La mostra “Milan is beautiful” di Mr. Brainwash? Peggio dei video dei gattini su Facebook

di Clara Amodeo

Dalla Deodato, la galleria milanese che sta ospitando la sua famosissima personale “Milan is beautiful, descrivono Mr. Brainwash come un artista positivo, un uomo coraggioso, un intellettuale a 360 gradi che ha fatto dell’arte e della ricerca artistica la sua missione di vita.

Era la scorso 4 aprile quando, contemporaneamente con il finissage della mostra di Banksy e la relativa performance di TvBoy al Mudec, inaugurava la personale di Thierry Guetta negli spazi pettinati di via Santa Marta. L’idea era, ovviamente, quella di passare da entrambi: una storica dell’arte con l’amore per la cronaca deve essere sempre sul pezzo, visitare tutto e farsi un’idea del mondo, anche di quel mondo che proprio non le piace.

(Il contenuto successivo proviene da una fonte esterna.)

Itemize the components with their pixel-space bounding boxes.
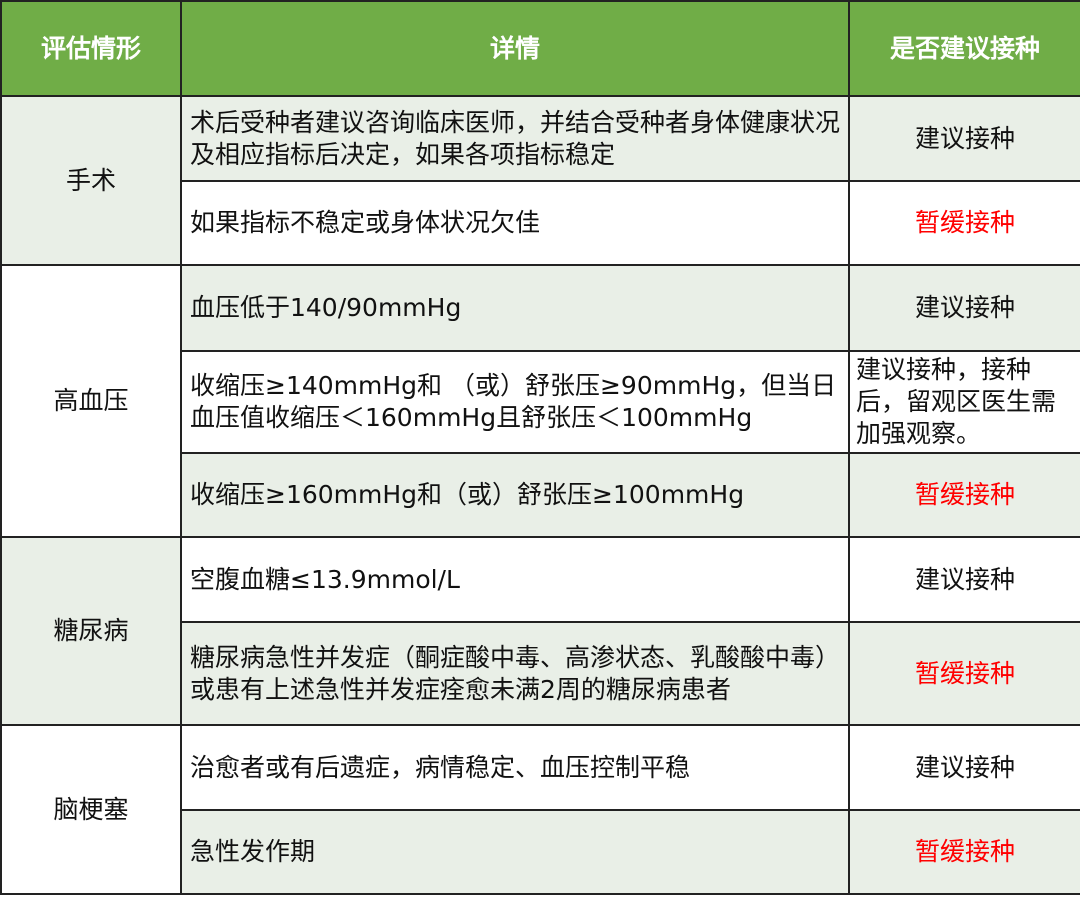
detail-cell: 收缩压≥140mmHg和 （或）舒张压≥90mmHg，但当日血压值收缩压＜160… [180,350,850,454]
header-assessment: 评估情形 [0,0,182,97]
recommendation-defer: 暂缓接种 [848,809,1080,895]
detail-cell: 急性发作期 [180,809,850,895]
detail-cell: 糖尿病急性并发症（酮症酸中毒、高渗状态、乳酸酸中毒）或患有上述急性并发症痊愈未满… [180,621,850,726]
assessment-category: 脑梗塞 [0,724,182,895]
recommendation-cell: 建议接种 [848,264,1080,352]
recommendation-cell: 建议接种 [848,724,1080,811]
vaccination-assessment-table: 评估情形 详情 是否建议接种 手术 术后受种者建议咨询临床医师，并结合受种者身体健… [0,0,1080,895]
table-row: 急性发作期 暂缓接种 [1,809,1080,895]
assessment-category: 高血压 [0,264,182,538]
table-row: 收缩压≥160mmHg和（或）舒张压≥100mmHg 暂缓接种 [1,452,1080,538]
header-details: 详情 [180,0,850,97]
detail-cell: 空腹血糖≤13.9mmol/L [180,536,850,623]
recommendation-cell: 建议接种 [848,536,1080,623]
recommendation-defer: 暂缓接种 [848,452,1080,538]
table-row: 如果指标不稳定或身体状况欠佳 暂缓接种 [1,180,1080,266]
table-row: 脑梗塞 治愈者或有后遗症，病情稳定、血压控制平稳 建议接种 [0,724,1080,895]
recommendation-defer: 暂缓接种 [848,180,1080,266]
table-row: 收缩压≥140mmHg和 （或）舒张压≥90mmHg，但当日血压值收缩压＜160… [1,350,1080,454]
recommendation-defer: 暂缓接种 [848,621,1080,726]
detail-cell: 血压低于140/90mmHg [180,264,850,352]
table-row: 手术 术后受种者建议咨询临床医师，并结合受种者身体健康状况及相应指标后决定，如果各… [0,95,1080,266]
detail-cell: 收缩压≥160mmHg和（或）舒张压≥100mmHg [180,452,850,538]
table-row: 糖尿病 空腹血糖≤13.9mmol/L 建议接种 [0,536,1080,726]
assessment-category: 手术 [0,95,182,266]
detail-cell: 治愈者或有后遗症，病情稳定、血压控制平稳 [180,724,850,811]
detail-cell: 如果指标不稳定或身体状况欠佳 [180,180,850,266]
table-row: 糖尿病急性并发症（酮症酸中毒、高渗状态、乳酸酸中毒）或患有上述急性并发症痊愈未满… [1,621,1080,726]
recommendation-cell: 建议接种 [848,95,1080,182]
table-row: 高血压 血压低于140/90mmHg 建议接种 [0,264,1080,538]
assessment-category: 糖尿病 [0,536,182,726]
header-row: 评估情形 详情 是否建议接种 [0,0,1080,97]
header-recommendation: 是否建议接种 [848,0,1080,97]
detail-cell: 术后受种者建议咨询临床医师，并结合受种者身体健康状况及相应指标后决定，如果各项指… [180,95,850,182]
recommendation-cell: 建议接种，接种后，留观区医生需加强观察。 [848,350,1080,454]
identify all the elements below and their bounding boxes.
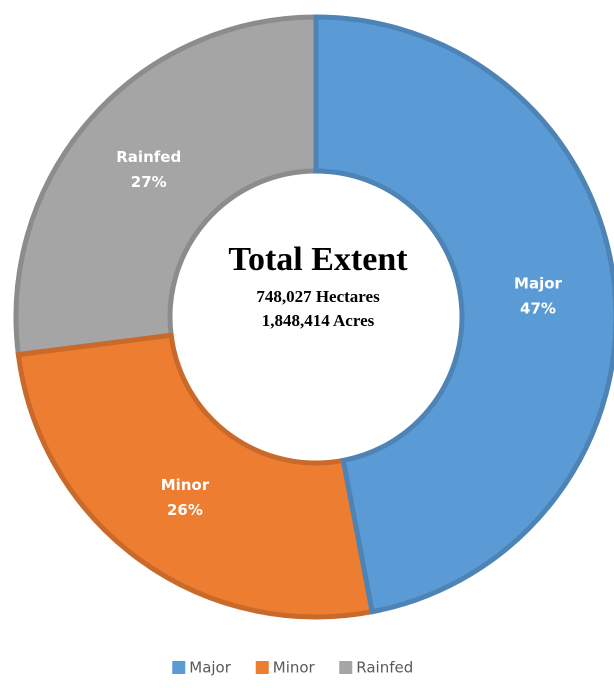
legend-swatch <box>172 661 186 674</box>
segment-label-value: 27% <box>131 173 167 191</box>
legend-swatch <box>339 661 353 674</box>
segment-label-name: Major <box>514 275 562 293</box>
segment-label-value: 47% <box>520 300 556 318</box>
legend-label: Rainfed <box>356 659 413 677</box>
center-title: Total Extent <box>228 241 408 278</box>
legend-label: Major <box>189 659 231 677</box>
legend-label: Minor <box>273 659 316 677</box>
donut-segment <box>313 14 614 615</box>
center-hectares: 748,027 Hectares <box>256 287 380 306</box>
donut-segment <box>13 14 319 358</box>
center-acres: 1,848,414 Acres <box>262 311 375 330</box>
segment-label-value: 26% <box>167 501 203 519</box>
segment-label-name: Rainfed <box>116 148 181 166</box>
donut-segment <box>15 332 376 620</box>
legend-swatch <box>255 661 269 674</box>
segment-label-name: Minor <box>161 476 210 494</box>
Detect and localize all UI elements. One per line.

Eppure, questa visione impegnata (e impegnativa) della vita è stata schiacciata, 11 giorni fa, dalla noia: la stessa noia che pervade una persona che sente che mezza Milano si sposterà a mò di gregge dal Mudec alla Deodato, giusto per il gusto di annunciarlo sui social, giusto per il gusto di farsi un selfie, giusto per il gusto pruriginoso di vedere (o, almeno, provarci) dei tizi che fanno la Street Art.

Un discorso snobista? Oui, touché. E così, mossa dal senso di colpa, durnte il week end del Fuorisalone ho deciso di darmi una mossa e andare a vedere questa mostra evento per conoscere il più possibile lo stato dell’arte del momento e farmi un’idea di quel che c’è in giro. Spronata, soprattutto, dalle parole di Rendo, che in modo molto più diligente di quanto io abbia fatto è andato per tempo a vedere la mostra. E che mi ha detto: “Vieni a vederla! Anche se è tempo buttato via, almeno ti rendi conto di cosa non è arte”.

Già. Giusto per dare due info pratiche, la mostra si snoda nelle due sedi della Deodato e riprende, seppur in maniera molto ridotta e con pezzi nuovi, la sua prima esibizione “Life is Beautiful”, che si tenne nell’estate 2008 in un gigantesco magazzino abbandonato a Los Angeles. In quell’occasione, a racconatare l’impresa di Mr. Brainwash c’erano anche le telecamere di Banksy, che proprio a Thierry Guetta ha dedicato il docufilm “Exit through the gift shop”, lo stesso che ha consacrato l’artista di origini francesi alla fama e alla gloria. Del resto, non stiamo parlando di uno del tutto avulso dalla cultura della strada: amico “indotto” di Banksy, prima di diventare Mr. Brainwash Guetta era un mezzo squattrinato con la passione per i video. Cugino del francese Space Invader, nella sua breve carriera di video maker ha conosciuto tutti i grandi, come il docufilm “Exit through the gift shop” dimostra.

Eppure… “La mostra – mi dice Rendo – è ciò che ci aspettavamo: una riproposizione dello stereotipo della Street Art. Mr. Brainwash è un bravissimo marketer: produce cose sapendo già ciò che la gente si aspetta di vedere da lui. Da spettatore, quando arrivi alla mostra, vedi ciò che ti aspetti, come quando vai in una località turistica e ti aspetti di trovare, che ne so, a Napoli Pulcinella che fa la pizza, e lui fa quello. Con questa tecnica non costringe le persone a sforzarsi a pensare ma dàloro delle risposte preconfezionate, ossia nulla di nuovo. Non c’è arte in quello che fa ma solo pubblicità, marketing, motivo, questo, per cui vende”.

Ossia? “Lui – procede Rendo – ricicla tutto quello che già esiste nell’immaginario collettivo, non produce nulla di nuovo: Keith Haring, Banksy, la Pop Art, Albert Einstein, Charlie Chaplin, prende tutto, lo mischia e ne fa un frullato senza senso, senaza una logica che non sia quella di confermare quello che la gente si aspetta. Hai in mente i video dei gattini su YouTube, che vanno di brutto e che hanno milioni di like? Ecco, lui fa i video di gattini inversione Street Art: a chi non piacciono i gattini? Piacciono a tutti! Ma sono arte? No. E lui è un gattinaro furbo”.